摩擦やプリベリングトルクによってロックするタイプの中には、決まった向きで取り付けた場合にのみ正しく機能するものがあります。そのため、ロックナットの形状を見れば、どちら側を先に取り付けるべきか判断しやすい場合があります。ただし、使用するロックナットが時計回りに締める右ねじタイプなのか、反時計回りに締める左ねじタイプなのかを確認する必要があります。

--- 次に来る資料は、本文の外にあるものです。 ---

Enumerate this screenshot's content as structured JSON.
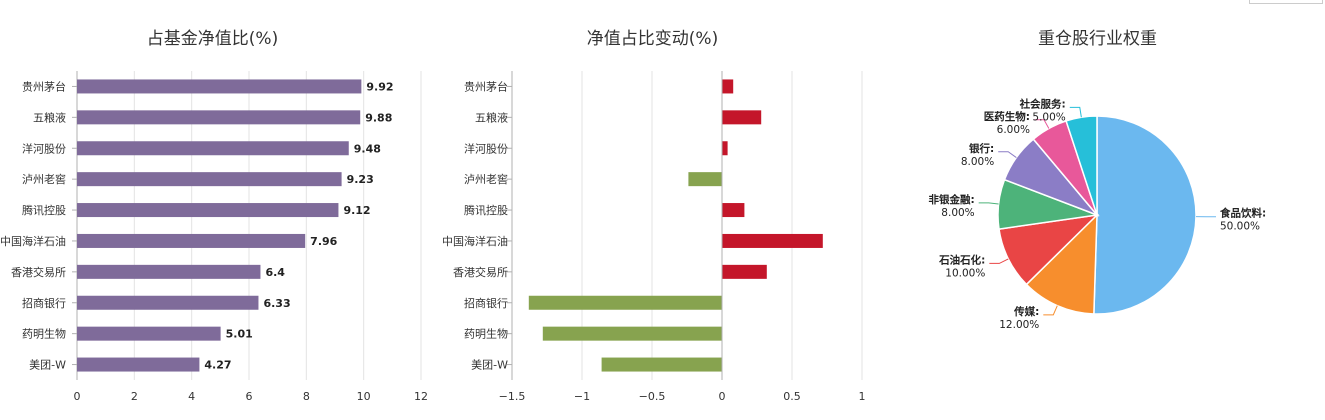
{
  "colors": {
    "bar1": "#7f6b9a",
    "positive": "#c4162a",
    "negative": "#87a34f",
    "grid": "#e3e3e3",
    "axis": "#b0b0b0",
    "text": "#333333"
  },
  "chart_data": [
    {
      "type": "bar",
      "orientation": "horizontal",
      "title": "占基金净值比(%)",
      "categories": [
        "贵州茅台",
        "五粮液",
        "洋河股份",
        "泸州老窖",
        "腾讯控股",
        "中国海洋石油",
        "香港交易所",
        "招商银行",
        "药明生物",
        "美团-W"
      ],
      "values": [
        9.92,
        9.88,
        9.48,
        9.23,
        9.12,
        7.96,
        6.4,
        6.33,
        5.01,
        4.27
      ],
      "value_labels": [
        "9.92",
        "9.88",
        "9.48",
        "9.23",
        "9.12",
        "7.96",
        "6.4",
        "6.33",
        "5.01",
        "4.27"
      ],
      "xlim": [
        0,
        12
      ],
      "xticks": [
        0,
        2,
        4,
        6,
        8,
        10,
        12
      ],
      "xtick_labels": [
        "0",
        "2",
        "4",
        "6",
        "8",
        "10",
        "12"
      ],
      "grid": true
    },
    {
      "type": "bar",
      "orientation": "horizontal",
      "title": "净值占比变动(%)",
      "categories": [
        "贵州茅台",
        "五粮液",
        "洋河股份",
        "泸州老窖",
        "腾讯控股",
        "中国海洋石油",
        "香港交易所",
        "招商银行",
        "药明生物",
        "美团-W"
      ],
      "values": [
        0.08,
        0.28,
        0.04,
        -0.24,
        0.16,
        0.72,
        0.32,
        -1.38,
        -1.28,
        -0.86
      ],
      "xlim": [
        -1.5,
        1
      ],
      "xticks": [
        -1.5,
        -1,
        -0.5,
        0,
        0.5,
        1
      ],
      "xtick_labels": [
        "−1.5",
        "−1",
        "−0.5",
        "0",
        "0.5",
        "1"
      ],
      "grid": true
    },
    {
      "type": "pie",
      "title": "重仓股行业权重",
      "slices": [
        {
          "name": "食品饮料",
          "value": 50.0,
          "label": "50.00%",
          "color": "#6bb8ef"
        },
        {
          "name": "传媒",
          "value": 12.0,
          "label": "12.00%",
          "color": "#f78e2d"
        },
        {
          "name": "石油石化",
          "value": 10.0,
          "label": "10.00%",
          "color": "#e94545"
        },
        {
          "name": "非银金融",
          "value": 8.0,
          "label": "8.00%",
          "color": "#4db37a"
        },
        {
          "name": "银行",
          "value": 8.0,
          "label": "8.00%",
          "color": "#8b7dc6"
        },
        {
          "name": "医药生物",
          "value": 6.0,
          "label": "6.00%",
          "color": "#e8589a"
        },
        {
          "name": "社会服务",
          "value": 5.0,
          "label": "5.00%",
          "color": "#26bfd9"
        }
      ]
    }
  ]
}
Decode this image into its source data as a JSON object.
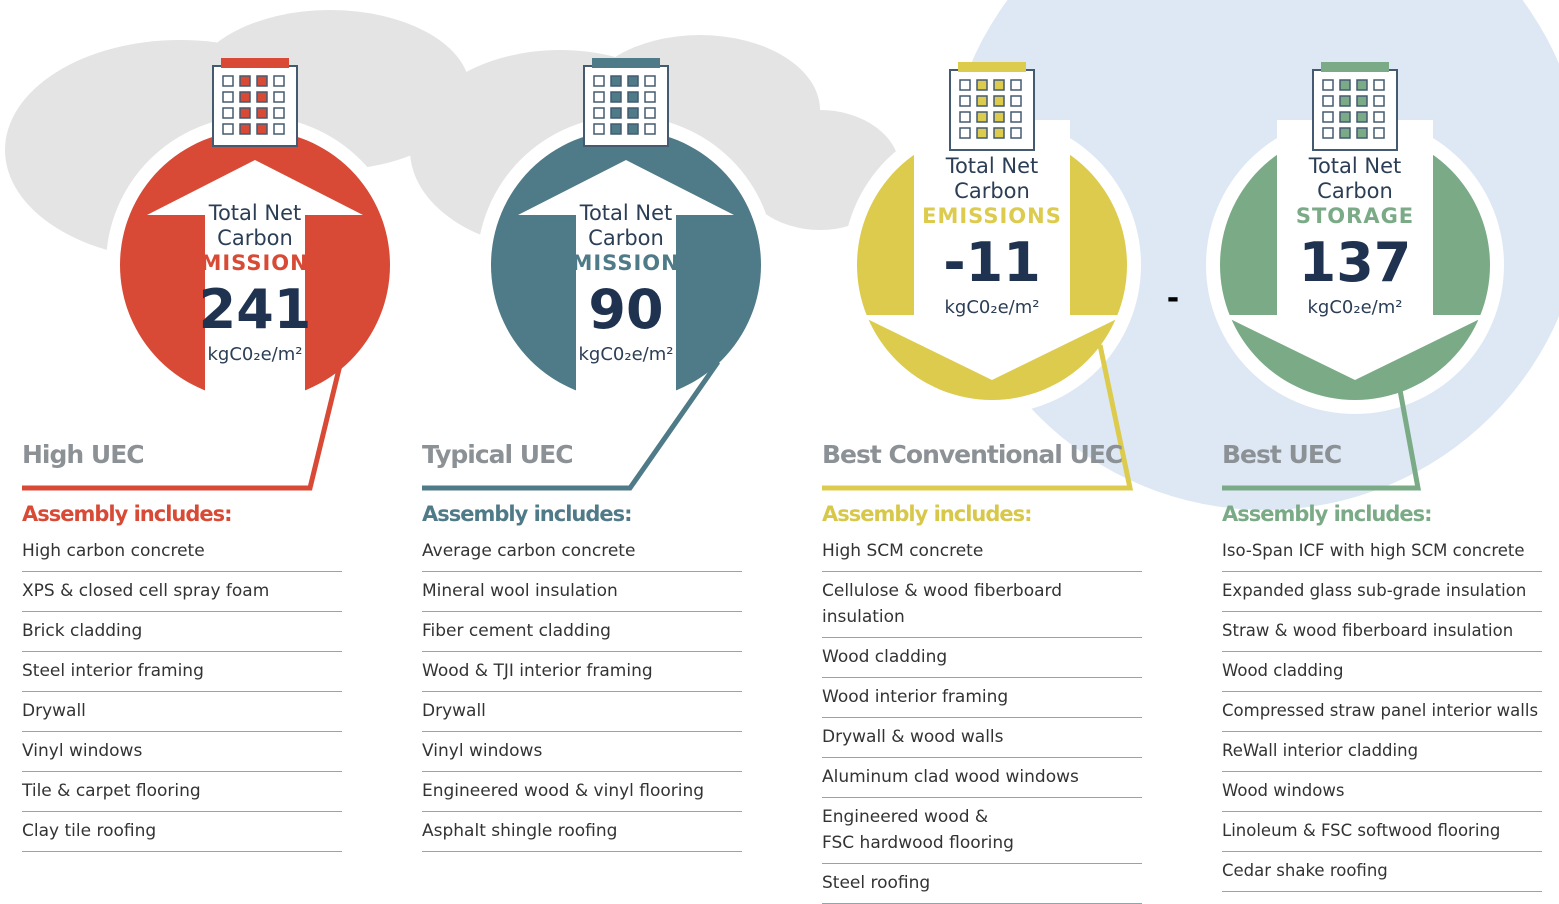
{
  "columns": [
    {
      "label_lines": [
        "Total Net",
        "Carbon"
      ],
      "kind": "EMISSIONS",
      "value": 241,
      "unit": "kgC0₂e/m²",
      "heading": "High UEC",
      "assembly_title": "Assembly includes:",
      "items": [
        "High carbon concrete",
        "XPS & closed cell spray foam",
        "Brick cladding",
        "Steel interior framing",
        "Drywall",
        "Vinyl windows",
        "Tile & carpet flooring",
        "Clay tile roofing"
      ]
    },
    {
      "label_lines": [
        "Total Net",
        "Carbon"
      ],
      "kind": "EMISSIONS",
      "value": 90,
      "unit": "kgC0₂e/m²",
      "heading": "Typical UEC",
      "assembly_title": "Assembly includes:",
      "items": [
        "Average carbon concrete",
        "Mineral wool insulation",
        "Fiber cement cladding",
        "Wood & TJI interior framing",
        "Drywall",
        "Vinyl windows",
        "Engineered wood & vinyl flooring",
        "Asphalt shingle roofing"
      ]
    },
    {
      "label_lines": [
        "Total Net",
        "Carbon"
      ],
      "kind": "EMISSIONS",
      "value": -11,
      "unit": "kgC0₂e/m²",
      "heading": "Best Conventional UEC",
      "assembly_title": "Assembly includes:",
      "items": [
        "High SCM concrete",
        "Cellulose & wood fiberboard\ninsulation",
        "Wood cladding",
        "Wood interior framing",
        "Drywall & wood walls",
        "Aluminum clad wood windows",
        "Engineered wood &\nFSC hardwood flooring",
        "Steel roofing"
      ]
    },
    {
      "label_lines": [
        "Total Net",
        "Carbon"
      ],
      "kind": "STORAGE",
      "value": 137,
      "unit": "kgC0₂e/m²",
      "heading": "Best UEC",
      "assembly_title": "Assembly includes:",
      "items": [
        "Iso-Span ICF with high SCM concrete",
        "Expanded glass sub-grade insulation",
        "Straw & wood fiberboard insulation",
        "Wood cladding",
        "Compressed straw panel interior walls",
        "ReWall interior cladding",
        "Wood windows",
        "Linoleum & FSC softwood flooring",
        "Cedar shake roofing"
      ]
    }
  ],
  "separator": "-"
}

設計やメーカーによっては、十分なロック効果を得るために、ロックナット本体とあわせてロックワッシャを使用する場合があります。

よくあるご質問

ロックナットのねじサイズとは?

一般的なロックナットのねじサイズには、M3、M4、M5、M6、M8、M10、M12、M16、M20などがあります。これらのサイズは、一般的な家庭用途の多くに対応します。また、M25〜M50、M60、さらにはM85までの大型サイズのロックナットも、オンラインで取り扱われています。

標準的なロックナットの幅は?

10mmのロックナットは、多くの作業や用途で一般的に使われる幅ですが、利用できる幅は10mmだけではありません。ロックナットの幅は通常mm単位で表され、標準的なサイズには5.5mm、6mm、7mm、8mm、11mm、12mm、13mmなどがあります。

ロックナットは何でできているのか?

高荷重用途や産業用途では、ステンレス鋼、軟鋼、亜鉛めっき鋼、真鍮などを使用した全金属製のロックナットが好まれます。一方で、大きなトルクを受けない用途では、ナイロンを一部に使用したロックナットや、全プラスチック製のロックナットもよく使われます。